3. Exiger une vraie traçabilité, pas seulement des BSD archivés
Demander des Bordereaux de Suivi de Déchets n’est plus suffisant. Ce que les collectivités devraient viser, c’est :
- un reporting consolidé par site et par typologie de déchets,
- une intégration, autant que possible, avec Trackdéchets,
- une vision annuelle des tonnages, coûts et destinations de traitement.
Cette approche rejoint la logique de Gestion & Suivi : la traçabilité n’est pas une punition, mais un outil de pilotage. Elle permet, notamment, de démontrer aux citoyens que la collectivité ne se contente pas de « faire disparaître » ses gaz et récipients sous pression.
Un cas très concret : le centre technique municipal qui déborde
Imaginons un centre technique d’une ville de 40 000 habitants. Dans un coin de la cour, on trouve :
- des bouteilles d’acétylène et d’oxygène d’anciens travaux de soudure,
- quelques petites bouteilles de gaz pour désherbeurs thermiques,
- des extincteurs déclassés du parc de bâtiments municipaux,
- des cartouches de protoxyde d’azote issues de fêtes étudiantes « récupérées » par les agents.
Officiellement, rien de tout cela n’existe dans les tableaux de bord. Officieusement, tout le monde sait que « ça traîne là depuis longtemps ». Lorsqu’un nouvel ingénieur prévention arrive, il met tout le monde face à l’évidence : le jour où ça explose ou brûle, personne ne pourra prétendre n’avoir jamais vu le problème.
La sortie par le haut, dans ce type de cas, passe toujours par la même séquence :
- Inventaire précis, en s’appuyant si besoin sur un spécialiste externe.
- Reprise ponctuelle de l’historique, pour repartir à zéro.
- Intégration des gaz et récipients sous pression dans les futurs marchés, avec un lot ou un sous‑lot dédié.
C’est exactement ce qui fait la différence entre une collectivité qui subit ses déchets gazeux et une collectivité qui les gère comme un flux à part entière.
Et maintenant, que fait‑on de tous ces marchés publics bancals ?
On ne réécrit pas du jour au lendemain l’intégralité des contrats d’une agglomération.

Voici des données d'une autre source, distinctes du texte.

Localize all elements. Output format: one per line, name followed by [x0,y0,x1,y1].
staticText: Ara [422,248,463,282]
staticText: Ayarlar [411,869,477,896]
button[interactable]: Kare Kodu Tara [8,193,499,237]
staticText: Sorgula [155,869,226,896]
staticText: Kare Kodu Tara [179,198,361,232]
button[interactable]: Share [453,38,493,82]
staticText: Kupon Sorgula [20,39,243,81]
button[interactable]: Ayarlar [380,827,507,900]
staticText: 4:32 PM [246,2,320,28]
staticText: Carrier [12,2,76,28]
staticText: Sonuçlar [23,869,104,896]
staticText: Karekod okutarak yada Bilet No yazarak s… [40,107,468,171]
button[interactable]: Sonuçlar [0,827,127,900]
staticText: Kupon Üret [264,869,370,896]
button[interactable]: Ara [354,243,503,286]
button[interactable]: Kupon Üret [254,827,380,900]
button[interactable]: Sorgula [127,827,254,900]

En revanche, on peut décider, dès cette année, que plus aucun marché ne sera signé sans que la question des bouteilles de gaz, des extincteurs et des autres récipients sous pression ne soit explicitement traitée.

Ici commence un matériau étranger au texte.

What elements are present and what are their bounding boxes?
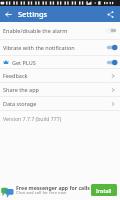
button[interactable]: Share the app [0,83,120,96]
button[interactable]: Back [3,9,14,20]
staticText: Enable/disable the alarm [3,27,105,34]
staticText: Install [96,187,112,194]
button[interactable]: Share [105,9,116,20]
staticText: Version 7.7.7 (build 777) [3,115,62,122]
button[interactable]: Version 7.7.7 (build 777) [0,111,120,125]
button[interactable]: Vibrate with the notification [0,40,120,55]
button[interactable]: Install [91,184,117,196]
staticText: Share the app [3,86,110,93]
button[interactable]: Data storage [0,97,120,110]
staticText: Data storage [3,100,110,107]
staticText: Free messenger app for calls [16,184,90,191]
button[interactable]: Enable/disable the alarm [0,22,120,39]
staticText: Chat and call for free now [16,190,67,196]
button[interactable]: Free messenger app for calls [0,182,120,200]
staticText: Get PLUS [12,59,105,66]
staticText: Vibrate with the notification [3,44,105,51]
button[interactable]: Get PLUS [0,56,120,68]
button[interactable]: Feedback [0,69,120,82]
staticText: Settings [18,9,48,19]
staticText: Feedback [3,72,110,79]
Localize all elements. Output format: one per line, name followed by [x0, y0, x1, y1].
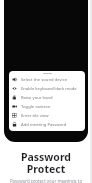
staticText: Password protect your meetings to keep y…	[5, 178, 87, 183]
button[interactable]: Enable keyboard/dark mode	[9, 84, 85, 93]
button[interactable]: Toggle camera	[9, 102, 85, 111]
staticText: Add meeting Password	[21, 122, 67, 128]
button[interactable]: Select the sound device	[9, 75, 85, 84]
other: Raise your hand	[12, 95, 17, 100]
button[interactable]: Raise your hand	[9, 93, 85, 102]
other: Toggle camera	[12, 104, 17, 109]
button[interactable]: Add meeting Password	[9, 120, 85, 129]
staticText: Enter tile view	[21, 113, 49, 119]
button[interactable]: Enter tile view	[9, 111, 85, 120]
other: Select the sound device	[12, 77, 17, 82]
staticText: Enable keyboard/dark mode	[21, 86, 77, 92]
other: Add meeting Password	[12, 122, 17, 127]
staticText: Raise your hand	[21, 95, 53, 101]
other: Enter tile view	[12, 113, 17, 118]
staticText: Select the sound device	[21, 77, 68, 83]
button[interactable]: Password Protect	[5, 150, 87, 176]
other: Enable keyboard/dark mode	[12, 86, 17, 91]
staticText: Toggle camera	[21, 104, 50, 110]
staticText: Password Protect	[5, 150, 87, 176]
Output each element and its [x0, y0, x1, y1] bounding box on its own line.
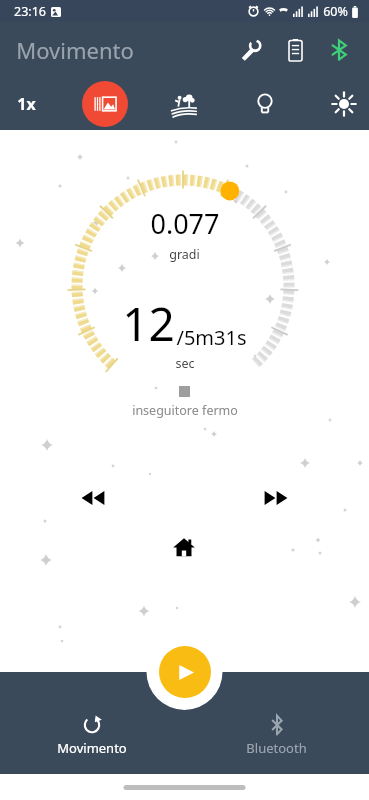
button[interactable]: Movimento — [0, 713, 184, 759]
button[interactable]: Landscape scene — [162, 82, 206, 126]
button[interactable]: Brightness — [322, 82, 366, 126]
button[interactable]: 1x — [4, 82, 48, 126]
button[interactable]: Battery — [273, 28, 317, 72]
button[interactable]: Bluetooth — [317, 28, 361, 72]
button[interactable]: Bluetooth — [184, 713, 369, 759]
button[interactable]: Lamp — [243, 82, 287, 126]
button[interactable]: Play — [159, 646, 211, 698]
staticText: Movimento — [16, 35, 134, 65]
staticText: /5m31s — [176, 324, 247, 351]
staticText: 23:16 — [14, 3, 46, 20]
staticText: 0.077 — [150, 205, 220, 242]
staticText: Bluetooth — [246, 739, 307, 757]
staticText: inseguitore fermo — [132, 402, 238, 419]
staticText: Movimento — [57, 739, 127, 757]
button[interactable]: Home — [162, 528, 206, 566]
staticText: 60% — [323, 3, 348, 20]
button[interactable]: Capture mode — [82, 81, 128, 127]
button[interactable]: Settings — [229, 28, 273, 72]
button[interactable]: Rewind — [69, 481, 117, 515]
staticText: 12 — [122, 292, 175, 355]
staticText: sec — [175, 355, 195, 372]
staticText: gradi — [169, 246, 200, 263]
button[interactable]: Fast forward — [252, 481, 300, 515]
staticText: 1x — [17, 93, 36, 115]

Commencez par identifier les marchés les plus exposés - maintenance incendie, fourniture de gaz, gestion des déchets dangereux - puis confrontez‑les à la réalité de vos stocks. À partir de là, une stratégie progressive devient possible : d’abord reprendre le contrôle là où le risque est le plus élevé, puis étendre la logique à l’ensemble du patrimoine.
Si vous avez besoin d’un regard extérieur pour franchir ce cap, il est toujours possible de solliciter une expertise spécifique, en cohérence avec l’approche globale décrite sur Nos services. L’essentiel est de ne plus se cacher derrière la complexité des marchés publics pour laisser, année après année, les gaz oubliés s’accumuler dans les recoins de vos bâtiments.